When the patient, a 29-year-old female, can’t pay for all testing and having IBS symptoms, has been tested negative for celiac, she has skin problems with some folliculitis, prone to yeast infections and bacterial vaginitis, and has hypothyroid alternating with hyperthyroid that started with pregnancy, what testing to start with? SIBO, stool testing, or any other suggestions?

A live question from Eileen, “When the patient, a 29-year-old female, can’t pay for all testing and having IBS symptoms, has been tested negative for celiac, she has skin problems with some folliculitis, prone to yeast infections and bacterial vaginitis, and has hypothyroid alternating with hyperthyroid that started with pregnancy, what testing to start with? SIBO, stool testing, or any other suggestions?”

Amy Nett: You mentioned that she has been tested for celiac and was negative. I would say if she’s having IBS symptoms, I don’t know if you’ve run Cyrex Array 3, but I think she probably still has to be gluten-free. If you’re saying finances are an issue, I think the first place to go here is really an elimination diet. She should be grain-free, dairy-free, egg-free. Do that for, ideally, 60 days, and how do those dietary changes alone influence, and then do a careful reintroduction if she improves. If she has IBS, is she tending towards IBS-D or IBS-C? That would be the other question.

But you could think about probiotic support because, again, you’re mentioning a lot going on here with potential microbial imbalances—folliculitis, yeast infections, BV, so there think about elimination diet, probiotics.

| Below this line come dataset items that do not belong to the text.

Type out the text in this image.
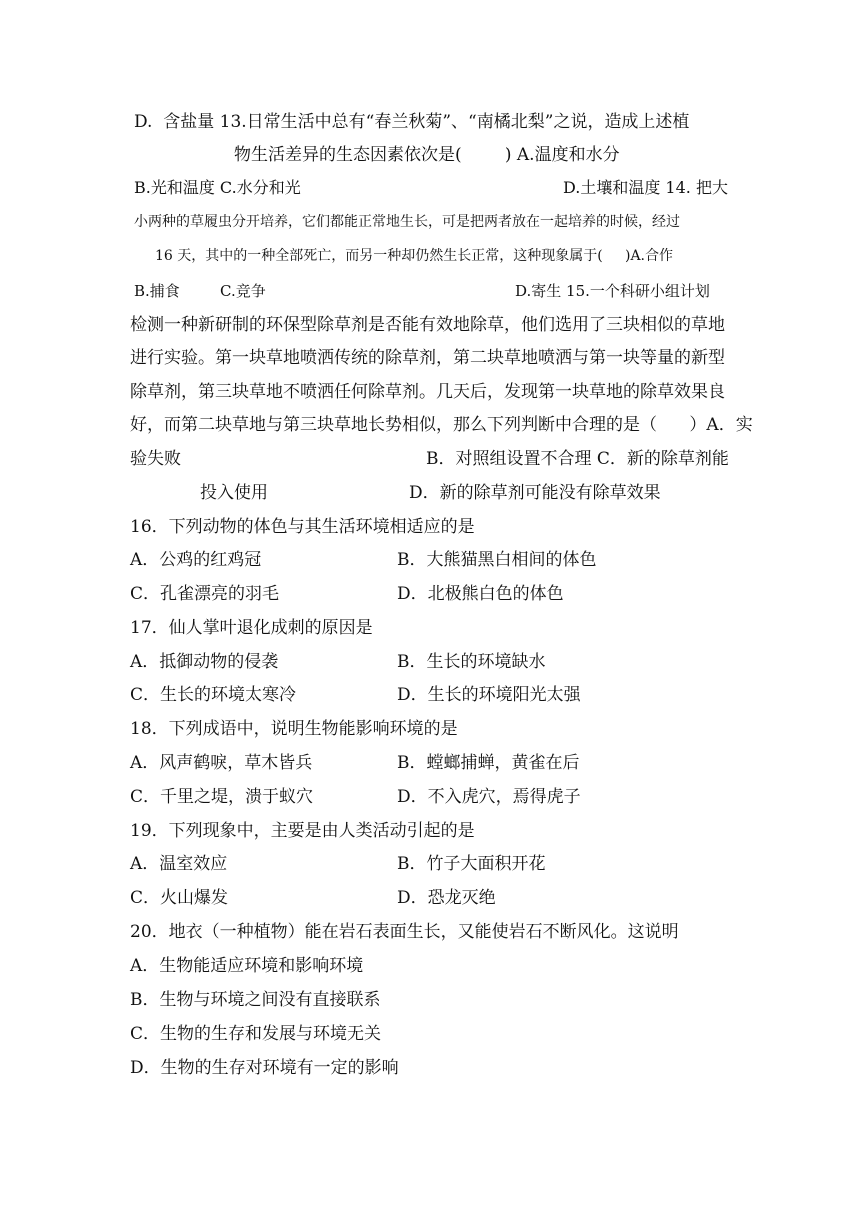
D.  含盐量 13.日常生活中总有“春兰秋菊”、“南橘北梨”之说，造成上述植
物生活差异的生态因素依次是(        ) A.温度和水分
B.光和温度 C.水分和光	D.土壤和温度 14. 把大
小两种的草履虫分开培养，它们都能正常地生长，可是把两者放在一起培养的时候，经过
16 天，其中的一种全部死亡，而另一种却仍然生长正常，这种现象属于(     )A.合作
B.捕食	C.竞争	D.寄生 15.一个科研小组计划
检测一种新研制的环保型除草剂是否能有效地除草，他们选用了三块相似的草地
进行实验。第一块草地喷洒传统的除草剂，第二块草地喷洒与第一块等量的新型
除草剂，第三块草地不喷洒任何除草剂。几天后，发现第一块草地的除草效果良
好，而第二块草地与第三块草地长势相似，那么下列判断中合理的是（      ）A．实
验失败	B．对照组设置不合理 C．新的除草剂能
投入使用	D．新的除草剂可能没有除草效果
16．下列动物的体色与其生活环境相适应的是
A．公鸡的红鸡冠	B．大熊猫黑白相间的体色
C．孔雀漂亮的羽毛	D．北极熊白色的体色
17．仙人掌叶退化成刺的原因是
A．抵御动物的侵袭	B．生长的环境缺水
C．生长的环境太寒冷	D．生长的环境阳光太强
18．下列成语中，说明生物能影响环境的是
A．风声鹤唳，草木皆兵	B．螳螂捕蝉，黄雀在后
C．千里之堤，溃于蚁穴	D．不入虎穴，焉得虎子
19．下列现象中，主要是由人类活动引起的是
A．温室效应	B．竹子大面积开花
C．火山爆发	D．恐龙灭绝
20．地衣（一种植物）能在岩石表面生长，又能使岩石不断风化。这说明
A．生物能适应环境和影响环境
B．生物与环境之间没有直接联系
C．生物的生存和发展与环境无关
D．生物的生存对环境有一定的影响
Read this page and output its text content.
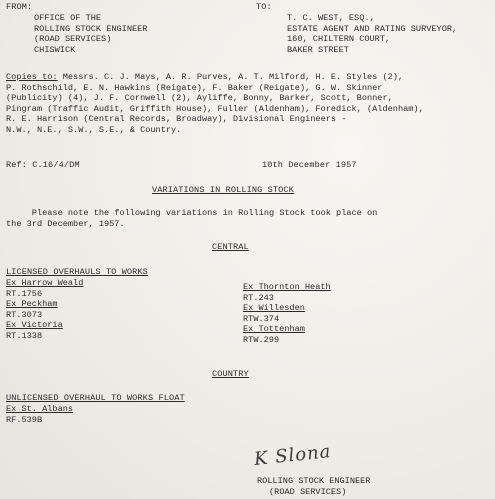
FROM:
OFFICE OF THE
ROLLING STOCK ENGINEER
(ROAD SERVICES)
CHISWICK
TO:
T. C. WEST, ESQ.,
ESTATE AGENT AND RATING SURVEYOR,
160, CHILTERN COURT,
BAKER STREET
Copies to: Messrs. C. J. Mays, A. R. Purves, A. T. Milford, H. E. Styles (2),
P. Rothschild, E. N. Hawkins (Reigate), F. Baker (Reigate), G. W. Skinner
(Publicity) (4), J. F. Cornwell (2), Ayliffe, Bonny, Barker, Scott, Bonner,
Pingram (Traffic Audit, Griffith House), Fuller (Aldenham), Foredick, (Aldenham),
R. E. Harrison (Central Records, Broadway), Divisional Engineers -
N.W., N.E., S.W., S.E., & Country.
Ref: C.16/4/DM	10th December 1957
VARIATIONS IN ROLLING STOCK
Please note the following variations in Rolling Stock took place on
the 3rd December, 1957.
CENTRAL
LICENSED OVERHAULS TO WORKS
Ex Harrow Weald
RT.1756
Ex Peckham
RT.3073
Ex Victoria
RT.1338
Ex Thornton Heath
RT.243
Ex Willesden
RTW.374
Ex Tottenham
RTW.299
COUNTRY
UNLICENSED OVERHAUL TO WORKS FLOAT
Ex St. Albans
RF.539B
K Slona
ROLLING STOCK ENGINEER
(ROAD SERVICES)
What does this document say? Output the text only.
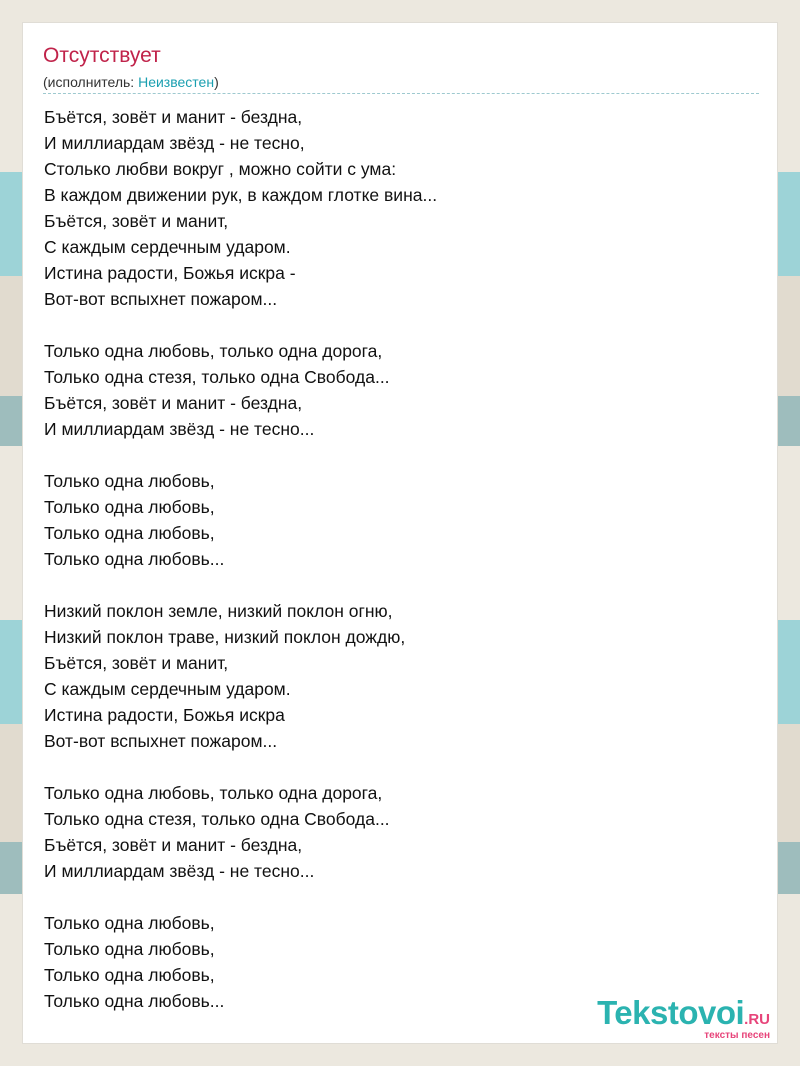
Отсутствует
(исполнитель: Неизвестен)
Бъётся, зовёт и манит - бездна,
И миллиардам звёзд - не тесно,
Столько любви вокруг , можно сойти с ума:
В каждом движении рук, в каждом глотке вина...
Бъётся, зовёт и манит,
С каждым сердечным ударом.
Истина радости, Божья искра -
Вот-вот вспыхнет пожаром...
Только одна любовь, только одна дорога,
Только одна стезя, только одна Свобода...
Бъётся, зовёт и манит - бездна,
И миллиардам звёзд - не тесно...
Только одна любовь,
Только одна любовь,
Только одна любовь,
Только одна любовь...
Низкий поклон земле, низкий поклон огню,
Низкий поклон траве, низкий поклон дождю,
Бъётся, зовёт и манит,
С каждым сердечным ударом.
Истина радости, Божья искра
Вот-вот вспыхнет пожаром...
Только одна любовь, только одна дорога,
Только одна стезя, только одна Свобода...
Бъётся, зовёт и манит - бездна,
И миллиардам звёзд - не тесно...
Только одна любовь,
Только одна любовь,
Только одна любовь,
Только одна любовь...	Tekstovoi.RU
тексты песен
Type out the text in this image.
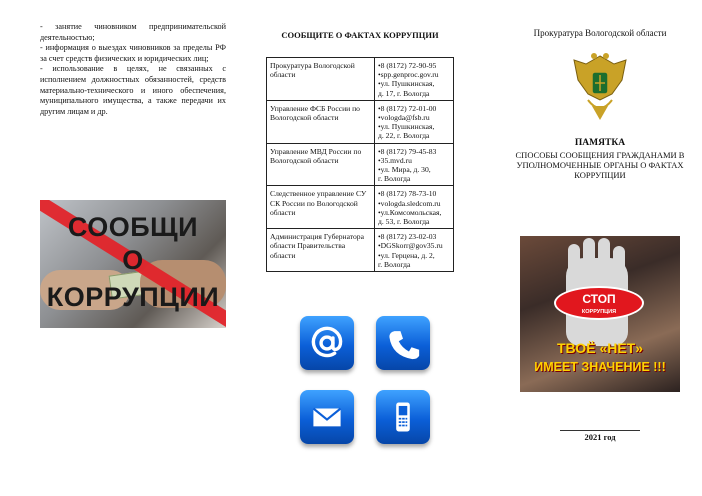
- занятие чиновником предпринимательской деятельностью;

- информация о выездах чиновников за пределы РФ за счет средств физических и юридических лиц;

- использование в целях, не связанных с исполнением должностных обязанностей, средств материально-технического и иного обеспечения, муниципального имущества, а также передачи их другим лицам и др.

СООБЩИ
О
КОРРУПЦИИ
СООБЩИТЕ О ФАКТАХ КОРРУПЦИИ
Прокуратура Вологодской области	•8 (8172) 72-90-95

•spp.genproc.gov.ru

•ул. Пушкинская,

д. 17, г. Вологда

Управление ФСБ России по Вологодской области	•8 (8172) 72-01-00

•vologda@fsb.ru

•ул. Пушкинская,

д. 22, г. Вологда

Управление МВД России по Вологодской области	•8 (8172) 79-45-83

•35.mvd.ru

•ул. Мира, д. 30,

г. Вологда

Следственное управление СУ СК России по Вологодской области	•8 (8172) 78-73-10

•vologda.sledcom.ru

•ул.Комсомольская,

д. 53, г. Вологда

Администрация Губернатора области Правительства области	•8 (8172) 23-02-03

•DGSkorr@gov35.ru

•ул. Герцена, д. 2,

г. Вологда

Прокуратура Вологодской области
ПАМЯТКА
СПОСОБЫ СООБЩЕНИЯ ГРАЖДАНАМИ В УПОЛНОМОЧЕННЫЕ ОРГАНЫ О ФАКТАХ КОРРУПЦИИ
СТОП
КОРРУПЦИЯ
ТВОЁ «НЕТ»
ИМЕЕТ ЗНАЧЕНИЕ !!!
2021 год
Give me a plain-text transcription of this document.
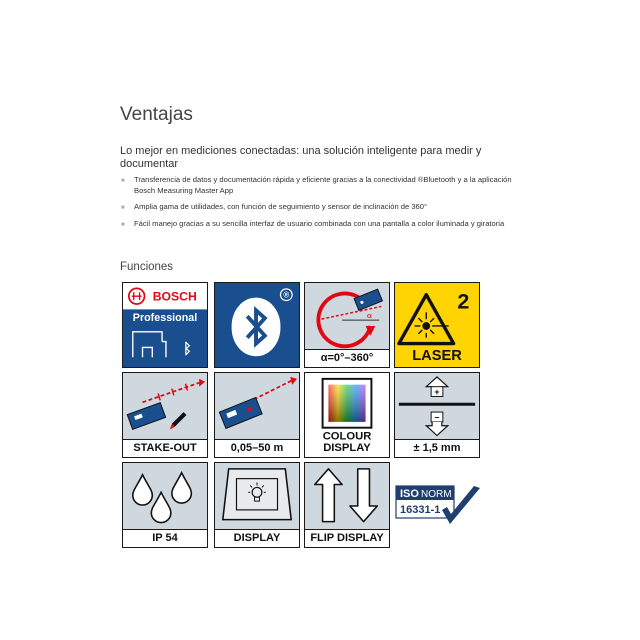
Ventajas
Lo mejor en mediciones conectadas: una solución inteligente para medir y documentar
■ Transferencia de datos y documentación rápida y eficiente gracias a la conectividad ®Bluetooth y a la aplicación Bosch Measuring Master App
■ Amplia gama de utilidades, con función de seguimiento y sensor de inclinación de 360°
■ Fácil manejo gracias a su sencilla interfaz de usuario combinada con una pantalla a color iluminada y giratoria
Funciones
BOSCH
Professional
ᛒ
®
α
α=0°–360°
2
LASER
STAKE-OUT	0,05–50 m
COLOUR
DISPLAY
+
–
± 1,5 mm
IP 54	DISPLAY	FLIP DISPLAY
ISO NORM
16331-1
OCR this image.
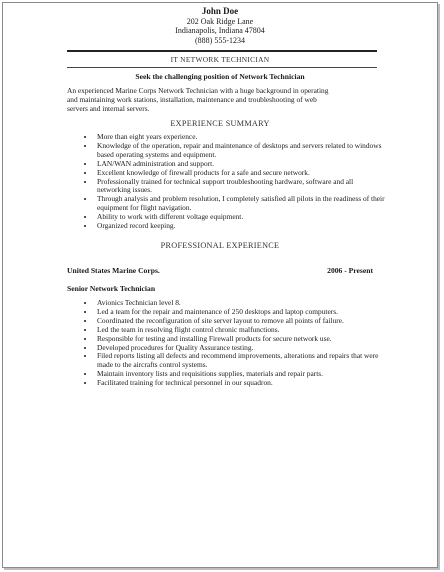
John Doe
202 Oak Ridge Lane
Indianapolis, Indiana 47804
(888) 555-1234
IT NETWORK TECHNICIAN
Seek the challenging position of Network Technician
An experienced Marine Corps Network Technician with a huge background in operating
and maintaining work stations, installation, maintenance and troubleshooting of web
servers and internal servers.
EXPERIENCE SUMMARY
• More than eight years experience.
• Knowledge of the operation, repair and maintenance of desktops and servers related to windows based operating systems and equipment.
• LAN/WAN administration and support.
• Excellent knowledge of firewall products for a safe and secure network.
• Professionally trained for technical support troubleshooting hardware, software and all networking issues.
• Through analysis and problem resolution, I completely satisfied all pilots in the readiness of their equipment for flight navigation.
• Ability to work with different voltage equipment.
• Organized record keeping.
PROFESSIONAL EXPERIENCE
United States Marine Corps.	2006 - Present
Senior Network Technician
• Avionics Technician level 8.
• Led a team for the repair and maintenance of 250 desktops and laptop computers.
• Coordinated the reconfiguration of site server layout to remove all points of failure.
• Led the team in resolving flight control chronic malfunctions.
• Responsible for testing and installing Firewall products for secure network use.
• Developed procedures for Quality Assurance testing.
• Filed reports listing all defects and recommend improvements, alterations and repairs that were made to the aircrafts control systems.
• Maintain inventory lists and requisitions supplies, materials and repair parts.
• Facilitated training for technical personnel in our squadron.
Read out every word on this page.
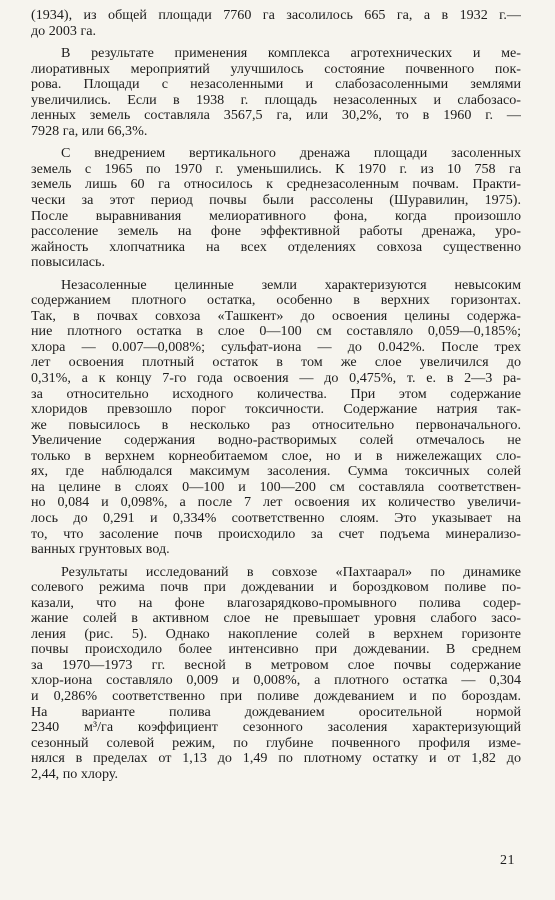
(1934), из общей площади 7760 га засолилось 665 га, а в 1932 г.—
до 2003 га.
В результате применения комплекса агротехнических и ме-
лиоративных мероприятий улучшилось состояние почвенного пок-
рова. Площади с незасоленными и слабозасоленными землями
увеличились. Если в 1938 г. площадь незасоленных и слабозасо-
ленных земель составляла 3567,5 га, или 30,2%, то в 1960 г. —
7928 га, или 66,3%.
С внедрением вертикального дренажа площади засоленных
земель с 1965 по 1970 г. уменьшились. К 1970 г. из 10 758 га
земель лишь 60 га относилось к среднезасоленным почвам. Практи-
чески за этот период почвы были рассолены (Шуравилин, 1975).
После выравнивания мелиоративного фона, когда произошло
рассоление земель на фоне эффективной работы дренажа, уро-
жайность хлопчатника на всех отделениях совхоза существенно
повысилась.
Незасоленные целинные земли характеризуются невысоким
содержанием плотного остатка, особенно в верхних горизонтах.
Так, в почвах совхоза «Ташкент» до освоения целины содержа-
ние плотного остатка в слое 0—100 см составляло 0,059—0,185%;
хлора — 0.007—0,008%; сульфат-иона — до 0.042%. После трех
лет освоения плотный остаток в том же слое увеличился до
0,31%, а к концу 7-го года освоения — до 0,475%, т. е. в 2—3 ра-
за относительно исходного количества. При этом содержание
хлоридов превзошло порог токсичности. Содержание натрия так-
же повысилось в несколько раз относительно первоначального.
Увеличение содержания водно-растворимых солей отмечалось не
только в верхнем корнеобитаемом слое, но и в нижележащих сло-
ях, где наблюдался максимум засоления. Сумма токсичных солей
на целине в слоях 0—100 и 100—200 см составляла соответствен-
но 0,084 и 0,098%, а после 7 лет освоения их количество увеличи-
лось до 0,291 и 0,334% соответственно слоям. Это указывает на
то, что засоление почв происходило за счет подъема минерализо-
ванных грунтовых вод.
Результаты исследований в совхозе «Пахтаарал» по динамике
солевого режима почв при дождевании и бороздковом поливе по-
казали, что на фоне влагозарядково-промывного полива содер-
жание солей в активном слое не превышает уровня слабого засо-
ления (рис. 5). Однако накопление солей в верхнем горизонте
почвы происходило более интенсивно при дождевании. В среднем
за 1970—1973 гг. весной в метровом слое почвы содержание
хлор-иона составляло 0,009 и 0,008%, а плотного остатка — 0,304
и 0,286% соответственно при поливе дождеванием и по бороздам.
На варианте полива дождеванием оросительной нормой
2340 м³/га коэффициент сезонного засоления характеризующий
сезонный солевой режим, по глубине почвенного профиля изме-
нялся в пределах от 1,13 до 1,49 по плотному остатку и от 1,82 до
2,44, по хлору.
21
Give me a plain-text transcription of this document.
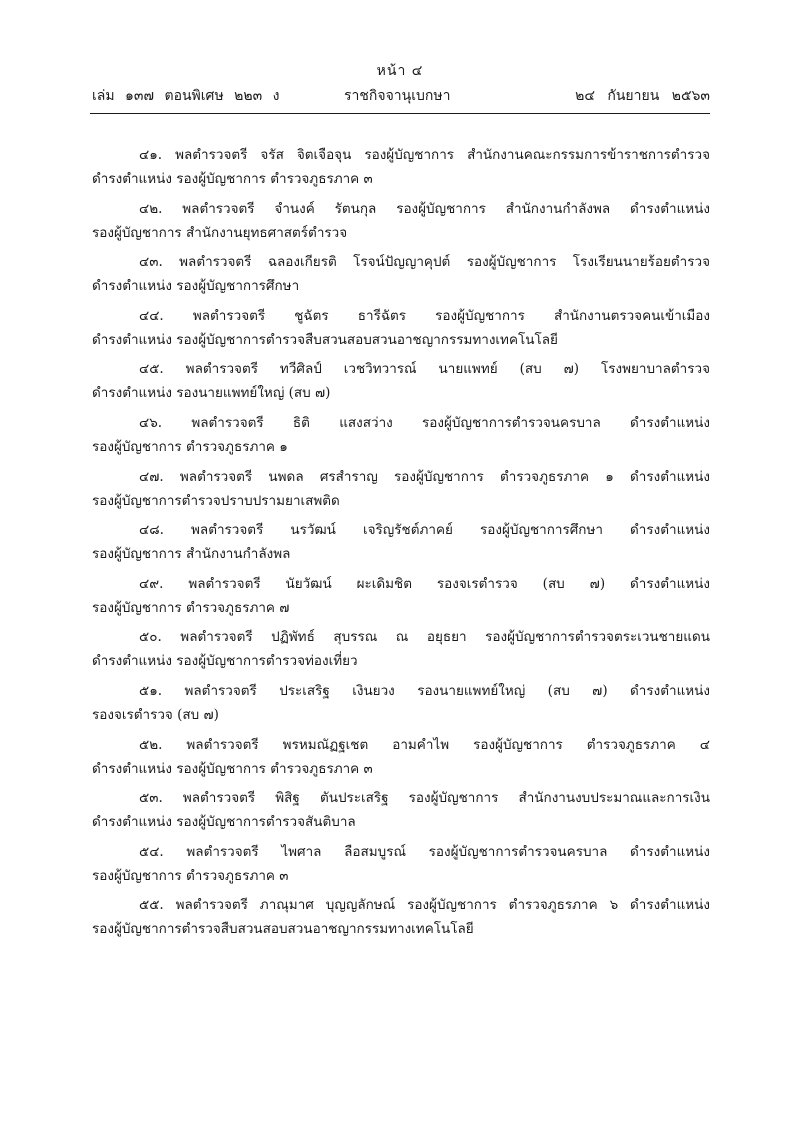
หน้า ๔
เล่ม ๑๓๗ ตอนพิเศษ ๒๒๓ ง	ราชกิจจานุเบกษา	๒๔ กันยายน ๒๕๖๓
๔๑. พลตำรวจตรี จรัส จิตเจือจุน รองผู้บัญชาการ สำนักงานคณะกรรมการข้าราชการตำรวจ
ดำรงตำแหน่ง รองผู้บัญชาการ ตำรวจภูธรภาค ๓
๔๒. พลตำรวจตรี จำนงค์ รัตนกุล รองผู้บัญชาการ สำนักงานกำลังพล ดำรงตำแหน่ง
รองผู้บัญชาการ สำนักงานยุทธศาสตร์ตำรวจ
๔๓. พลตำรวจตรี ฉลองเกียรติ โรจน์ปัญญาคุปต์ รองผู้บัญชาการ โรงเรียนนายร้อยตำรวจ
ดำรงตำแหน่ง รองผู้บัญชาการศึกษา
๔๔. พลตำรวจตรี ชูฉัตร ธารีฉัตร รองผู้บัญชาการ สำนักงานตรวจคนเข้าเมือง
ดำรงตำแหน่ง รองผู้บัญชาการตำรวจสืบสวนสอบสวนอาชญากรรมทางเทคโนโลยี
๔๕. พลตำรวจตรี ทวีศิลป์ เวชวิทวารณ์ นายแพทย์ (สบ ๗) โรงพยาบาลตำรวจ
ดำรงตำแหน่ง รองนายแพทย์ใหญ่ (สบ ๗)
๔๖. พลตำรวจตรี ธิติ แสงสว่าง รองผู้บัญชาการตำรวจนครบาล ดำรงตำแหน่ง
รองผู้บัญชาการ ตำรวจภูธรภาค ๑
๔๗. พลตำรวจตรี นพดล ศรสำราญ รองผู้บัญชาการ ตำรวจภูธรภาค ๑ ดำรงตำแหน่ง
รองผู้บัญชาการตำรวจปราบปรามยาเสพติด
๔๘. พลตำรวจตรี นรวัฒน์ เจริญรัชต์ภาคย์ รองผู้บัญชาการศึกษา ดำรงตำแหน่ง
รองผู้บัญชาการ สำนักงานกำลังพล
๔๙. พลตำรวจตรี นัยวัฒน์ ผะเดิมชิต รองจเรตำรวจ (สบ ๗) ดำรงตำแหน่ง
รองผู้บัญชาการ ตำรวจภูธรภาค ๗
๕๐. พลตำรวจตรี ปฏิพัทธ์ สุบรรณ ณ อยุธยา รองผู้บัญชาการตำรวจตระเวนชายแดน
ดำรงตำแหน่ง รองผู้บัญชาการตำรวจท่องเที่ยว
๕๑. พลตำรวจตรี ประเสริฐ เงินยวง รองนายแพทย์ใหญ่ (สบ ๗) ดำรงตำแหน่ง
รองจเรตำรวจ (สบ ๗)
๕๒. พลตำรวจตรี พรหมณัฏฐเชต อามคำไพ รองผู้บัญชาการ ตำรวจภูธรภาค ๔
ดำรงตำแหน่ง รองผู้บัญชาการ ตำรวจภูธรภาค ๓
๕๓. พลตำรวจตรี พิสิฐ ตันประเสริฐ รองผู้บัญชาการ สำนักงานงบประมาณและการเงิน
ดำรงตำแหน่ง รองผู้บัญชาการตำรวจสันติบาล
๕๔. พลตำรวจตรี ไพศาล ลือสมบูรณ์ รองผู้บัญชาการตำรวจนครบาล ดำรงตำแหน่ง
รองผู้บัญชาการ ตำรวจภูธรภาค ๓
๕๕. พลตำรวจตรี ภาณุมาศ บุญญลักษณ์ รองผู้บัญชาการ ตำรวจภูธรภาค ๖ ดำรงตำแหน่ง
รองผู้บัญชาการตำรวจสืบสวนสอบสวนอาชญากรรมทางเทคโนโลยี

And then thyroid concerns, I would definitely do—blood testing would probably be the first place to go, and then maybe you could get some insurance coverage, but I think you need to be testing not only for the TPO thyroglobulin antibodies, but also for the TSI. Make sure it’s not a combination of the antibodies that you see in Graves’ and Hashimoto’s, since there can be a co-occurrence there. Depending on how much she’s swinging there, I would say you need to check for those autoantibodies.

That’s where I would start, and that’s a pretty inexpensive way to go—elimination diet, probiotics, and then comprehensive blood testing. I think we haven’t gone over our comprehensive blood panel, but it would include a full thyroid panel, you would add on the TSI antibodies that should include a vitamin D level, B12, folate, making sure she has that basic nutrient sufficiency, and I would start there. I don’t even know that I would start with stool testing until you’ve made those dietary changes.